I didn’t disappoint them until my junior year, when I was studying abroad in Florence with my best friend Laura. It was the time of my first major depression. I had no words to articulate what I was feeling. After Italian class in the morning, I walked to the center of the city, and distracted myself by seeing English language films in a grand old movie palace. If there was no movie, I walked back up the hill to the house where we were staying with a couple that owned a contemporary art gallery. It was half way between Florence and Fiesole. I watched Rosanna, whom we called “mama,” make dinner in her tiny kitchen in the basement. She taught me how to make a tiramisu with coffee. She taught me how to make arrabbiata. If she wasn’t home, I walked down the street to a little park that overlooked the domed red roofs of Florence. It was better to be outside than inside. I brought a book with me always, but most of the time, I just sat there and cried. My mind raced. I felt desperate. “Ciao,” said the young men who came upon me. “Qual è il tuo numero di telefono?”

It was easier to give them my cell phone number than to protest. I didn’t have the language for it. Those boys drove me out of the park. My phone blinked for hours afterwards. “Your eyes are like the stars,” the boys wrote in Italian. “They are very nice, like they sky, and you are very nice, very beautiful.” All of the girls in my study abroad program got the exact same sort of crap. Word on the street was that American women, and especially the students, were easy. Most of the boys weren’t even Italian — they were Albanian. “Get away from me!!” Laura screamed when they followed her home from school. Laura is 5’10”, and looks like Hilary Rhoda. “Ugh, I hate Italy!” she proclaimed when we lay in our respective beds.

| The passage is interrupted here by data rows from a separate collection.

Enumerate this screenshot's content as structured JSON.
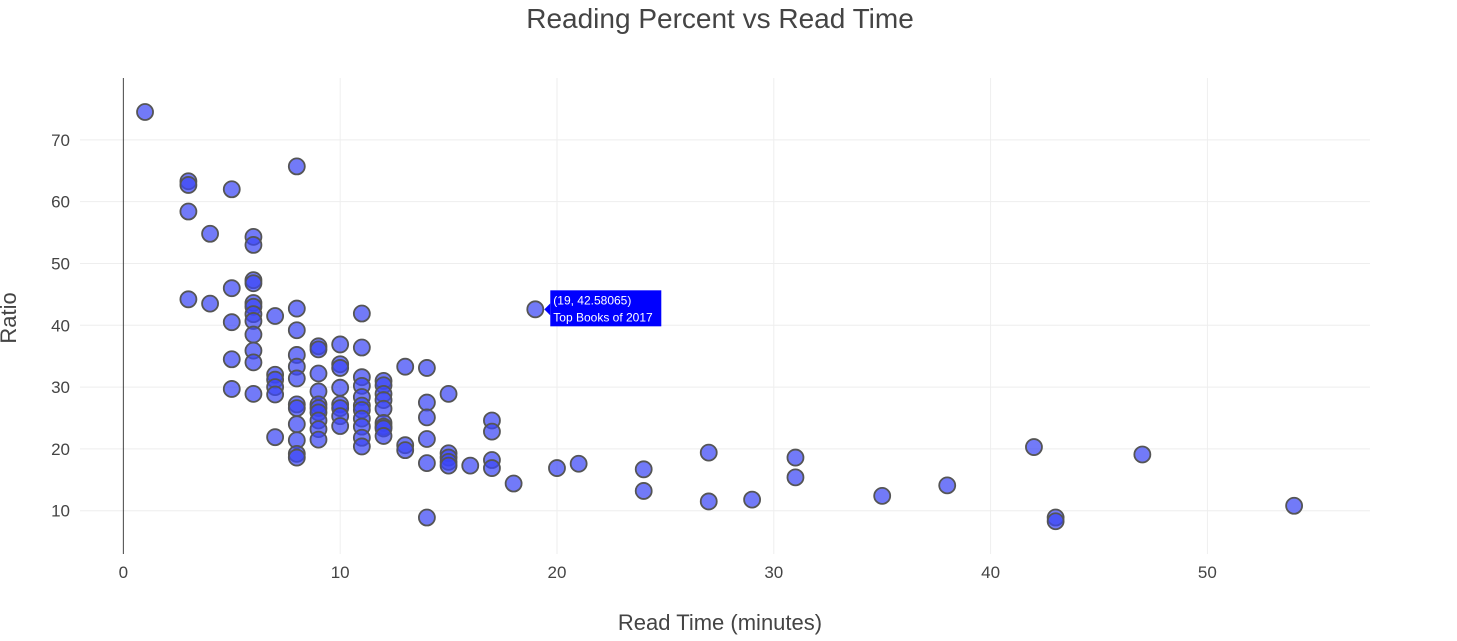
{
  "chart_data": {
    "type": "scatter",
    "title": "Reading Percent vs Read Time",
    "xlabel": "Read Time (minutes)",
    "ylabel": "Ratio",
    "xlim": [
      -2,
      57.5
    ],
    "ylim": [
      3,
      80
    ],
    "xticks": [
      0,
      10,
      20,
      30,
      40,
      50
    ],
    "yticks": [
      10,
      20,
      30,
      40,
      50,
      60,
      70
    ],
    "grid": true,
    "marker_color": "#3c46f5",
    "marker_outline": "#555555",
    "tooltip": {
      "point": [
        19,
        42.58065
      ],
      "line1": "(19, 42.58065)",
      "line2": "Top Books of 2017",
      "bg": "#0000ff"
    },
    "series": [
      {
        "points": [
          [
            1,
            74.5
          ],
          [
            3,
            63.3
          ],
          [
            3,
            62.7
          ],
          [
            3,
            58.4
          ],
          [
            3,
            44.2
          ],
          [
            4,
            54.8
          ],
          [
            4,
            43.5
          ],
          [
            5,
            62.0
          ],
          [
            5,
            46.0
          ],
          [
            5,
            40.5
          ],
          [
            5,
            34.5
          ],
          [
            5,
            29.7
          ],
          [
            6,
            54.3
          ],
          [
            6,
            53.0
          ],
          [
            6,
            47.3
          ],
          [
            6,
            46.8
          ],
          [
            6,
            43.6
          ],
          [
            6,
            43.0
          ],
          [
            6,
            41.8
          ],
          [
            6,
            40.7
          ],
          [
            6,
            38.5
          ],
          [
            6,
            35.9
          ],
          [
            6,
            34.0
          ],
          [
            6,
            28.9
          ],
          [
            7,
            41.5
          ],
          [
            7,
            32.0
          ],
          [
            7,
            31.2
          ],
          [
            7,
            30.0
          ],
          [
            7,
            28.8
          ],
          [
            7,
            21.9
          ],
          [
            8,
            65.7
          ],
          [
            8,
            42.7
          ],
          [
            8,
            39.2
          ],
          [
            8,
            35.2
          ],
          [
            8,
            33.3
          ],
          [
            8,
            31.4
          ],
          [
            8,
            27.2
          ],
          [
            8,
            26.6
          ],
          [
            8,
            24.0
          ],
          [
            8,
            21.4
          ],
          [
            8,
            19.2
          ],
          [
            8,
            18.6
          ],
          [
            9,
            36.6
          ],
          [
            9,
            36.1
          ],
          [
            9,
            32.2
          ],
          [
            9,
            29.3
          ],
          [
            9,
            27.2
          ],
          [
            9,
            26.6
          ],
          [
            9,
            25.9
          ],
          [
            9,
            24.6
          ],
          [
            9,
            23.2
          ],
          [
            9,
            21.5
          ],
          [
            10,
            36.9
          ],
          [
            10,
            33.7
          ],
          [
            10,
            33.1
          ],
          [
            10,
            29.9
          ],
          [
            10,
            27.2
          ],
          [
            10,
            26.6
          ],
          [
            10,
            25.3
          ],
          [
            10,
            23.7
          ],
          [
            11,
            41.9
          ],
          [
            11,
            36.4
          ],
          [
            11,
            31.6
          ],
          [
            11,
            30.2
          ],
          [
            11,
            28.4
          ],
          [
            11,
            27.0
          ],
          [
            11,
            26.3
          ],
          [
            11,
            24.9
          ],
          [
            11,
            23.6
          ],
          [
            11,
            21.8
          ],
          [
            11,
            20.4
          ],
          [
            12,
            31.0
          ],
          [
            12,
            30.3
          ],
          [
            12,
            28.9
          ],
          [
            12,
            27.9
          ],
          [
            12,
            26.5
          ],
          [
            12,
            24.2
          ],
          [
            12,
            23.6
          ],
          [
            12,
            23.3
          ],
          [
            12,
            22.1
          ],
          [
            13,
            33.3
          ],
          [
            13,
            20.6
          ],
          [
            13,
            19.8
          ],
          [
            14,
            33.1
          ],
          [
            14,
            27.5
          ],
          [
            14,
            25.1
          ],
          [
            14,
            21.6
          ],
          [
            14,
            17.7
          ],
          [
            14,
            8.9
          ],
          [
            15,
            28.9
          ],
          [
            15,
            19.3
          ],
          [
            15,
            18.6
          ],
          [
            15,
            17.9
          ],
          [
            15,
            17.3
          ],
          [
            16,
            17.3
          ],
          [
            17,
            24.6
          ],
          [
            17,
            22.8
          ],
          [
            17,
            18.2
          ],
          [
            17,
            16.9
          ],
          [
            18,
            14.4
          ],
          [
            19,
            42.58065
          ],
          [
            20,
            16.9
          ],
          [
            21,
            17.6
          ],
          [
            24,
            16.7
          ],
          [
            24,
            13.2
          ],
          [
            27,
            19.4
          ],
          [
            27,
            11.5
          ],
          [
            29,
            11.8
          ],
          [
            31,
            18.6
          ],
          [
            31,
            15.4
          ],
          [
            35,
            12.4
          ],
          [
            38,
            14.1
          ],
          [
            42,
            20.3
          ],
          [
            43,
            8.9
          ],
          [
            43,
            8.3
          ],
          [
            47,
            19.1
          ],
          [
            54,
            10.8
          ]
        ]
      }
    ]
  }
}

The first few weeks, Laura was so homesick that she could hardly move. Right after dinner, she took a Tylenol PM. I was homesick as well, but my sadness seemed less debilitating in comparison. At night, I sat up and read in my bed. I read 32 books in four months. I made absolutely no friends. By the end of our stay, I was the miserable one. “What are you doing tonight?” I asked Laura a week before the term was over.

“Going out to this club,” she said. American students went to the same two or three places every weekend, where they danced to 50 Cent’s “In Da Club” and made out with other American students. Sometimes, if things really got crazy, they smoked some hashish with the guys who worked at the Diesel store.

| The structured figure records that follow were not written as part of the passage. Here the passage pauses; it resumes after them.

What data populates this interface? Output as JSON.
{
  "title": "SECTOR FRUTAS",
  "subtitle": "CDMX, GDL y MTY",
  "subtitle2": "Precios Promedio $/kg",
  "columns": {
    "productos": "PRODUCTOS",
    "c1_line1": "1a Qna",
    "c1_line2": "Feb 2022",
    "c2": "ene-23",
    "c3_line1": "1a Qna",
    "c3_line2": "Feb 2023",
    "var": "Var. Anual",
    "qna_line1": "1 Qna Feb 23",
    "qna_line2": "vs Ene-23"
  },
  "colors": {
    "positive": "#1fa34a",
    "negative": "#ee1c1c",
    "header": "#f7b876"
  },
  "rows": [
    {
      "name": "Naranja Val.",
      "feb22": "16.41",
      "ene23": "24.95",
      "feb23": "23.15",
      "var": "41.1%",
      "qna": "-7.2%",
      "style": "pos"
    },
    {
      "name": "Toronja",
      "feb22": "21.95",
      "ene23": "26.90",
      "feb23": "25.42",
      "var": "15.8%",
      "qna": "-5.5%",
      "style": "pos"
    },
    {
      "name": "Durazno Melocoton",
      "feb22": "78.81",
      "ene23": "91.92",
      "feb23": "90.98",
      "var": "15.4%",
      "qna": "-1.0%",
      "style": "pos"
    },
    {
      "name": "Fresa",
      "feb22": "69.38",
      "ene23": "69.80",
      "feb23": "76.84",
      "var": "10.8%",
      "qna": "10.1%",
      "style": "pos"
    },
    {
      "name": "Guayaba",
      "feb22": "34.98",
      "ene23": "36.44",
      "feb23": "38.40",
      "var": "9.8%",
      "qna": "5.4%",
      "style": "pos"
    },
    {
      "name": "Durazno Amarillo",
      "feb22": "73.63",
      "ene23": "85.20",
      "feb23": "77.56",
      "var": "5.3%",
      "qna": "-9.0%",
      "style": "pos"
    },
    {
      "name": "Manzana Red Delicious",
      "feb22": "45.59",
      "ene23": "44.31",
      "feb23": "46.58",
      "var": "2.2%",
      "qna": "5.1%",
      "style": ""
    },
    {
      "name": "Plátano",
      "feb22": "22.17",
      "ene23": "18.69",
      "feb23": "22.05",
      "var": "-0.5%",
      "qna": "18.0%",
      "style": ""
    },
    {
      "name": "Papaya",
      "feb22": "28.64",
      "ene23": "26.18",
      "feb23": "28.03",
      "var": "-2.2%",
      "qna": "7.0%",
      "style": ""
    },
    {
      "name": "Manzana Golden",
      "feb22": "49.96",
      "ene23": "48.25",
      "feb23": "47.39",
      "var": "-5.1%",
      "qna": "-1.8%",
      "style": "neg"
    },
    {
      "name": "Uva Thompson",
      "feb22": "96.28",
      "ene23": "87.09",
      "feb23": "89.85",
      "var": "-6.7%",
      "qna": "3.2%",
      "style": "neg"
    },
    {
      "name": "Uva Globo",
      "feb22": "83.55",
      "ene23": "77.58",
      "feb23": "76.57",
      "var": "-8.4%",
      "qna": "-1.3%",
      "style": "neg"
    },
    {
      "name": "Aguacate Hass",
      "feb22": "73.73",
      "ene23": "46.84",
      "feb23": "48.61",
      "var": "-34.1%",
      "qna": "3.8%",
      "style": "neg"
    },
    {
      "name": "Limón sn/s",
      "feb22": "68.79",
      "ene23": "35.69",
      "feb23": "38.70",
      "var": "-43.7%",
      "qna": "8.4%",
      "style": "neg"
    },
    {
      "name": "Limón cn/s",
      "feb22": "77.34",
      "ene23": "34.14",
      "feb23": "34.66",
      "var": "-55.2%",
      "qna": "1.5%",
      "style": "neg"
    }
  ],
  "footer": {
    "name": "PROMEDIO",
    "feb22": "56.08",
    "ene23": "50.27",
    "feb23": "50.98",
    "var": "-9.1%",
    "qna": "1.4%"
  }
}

“Can I come?” I asked. “Yeah, of course,” she said.

We took a cab. When we arrived, I cornered one of the girls. She was from Long Island. She had frizzy brown hair, and carried a Louis Vuitton baguette. She was overweight. She had a very high opinion of herself. “What should I drink that won’t be disgusting?” I asked her.

She shifted her baguette from the crock of her elbow onto her shoulder. “A whiskey sour,” she suggested.

I drank the whiskey sour. No one cared. It made me dizzy. When I got home, I violently threw up in the bathroom.

I went back to Brown the fall of my senior year a changed woman. The seal was broken. My friends mixed me drinks in red plastic cups. I got crunked, and suddenly parties became fun for me. One night, my friend Sonia, a water polo player, made me a huge gin and tonic in a water bottle. I drank the whole thing. We went to a party at a fraternity house. I lost Sonia. I lost my eyesight. I lay down on the sidewalk outside of the entrance in a pool of vomit. My friend Matt, a 6’11” basketball player, picked me up in his arms, and carried me to my friend Yoni’s car. Yoni drove me home to the house where I was living, and helped me walk up the stairs. I fell asleep with my head in the toilet. The next day, I couldn’t get out of bed. “She’s bulimic,” I could hear my roommate hissing through her wall. My roommate had a pet rabbit, and she never cleaned up after the rabbit when it shit all over her bedroom.

Most of my friends in college were potheads. I smoked weed with them on the roofs, or in bedrooms lined with tapestries and bookshelves. The balance slowly shifted in my twenties. Now, most of my friends are heavy drinkers. You love best what you know, and what I know best are alcoholics."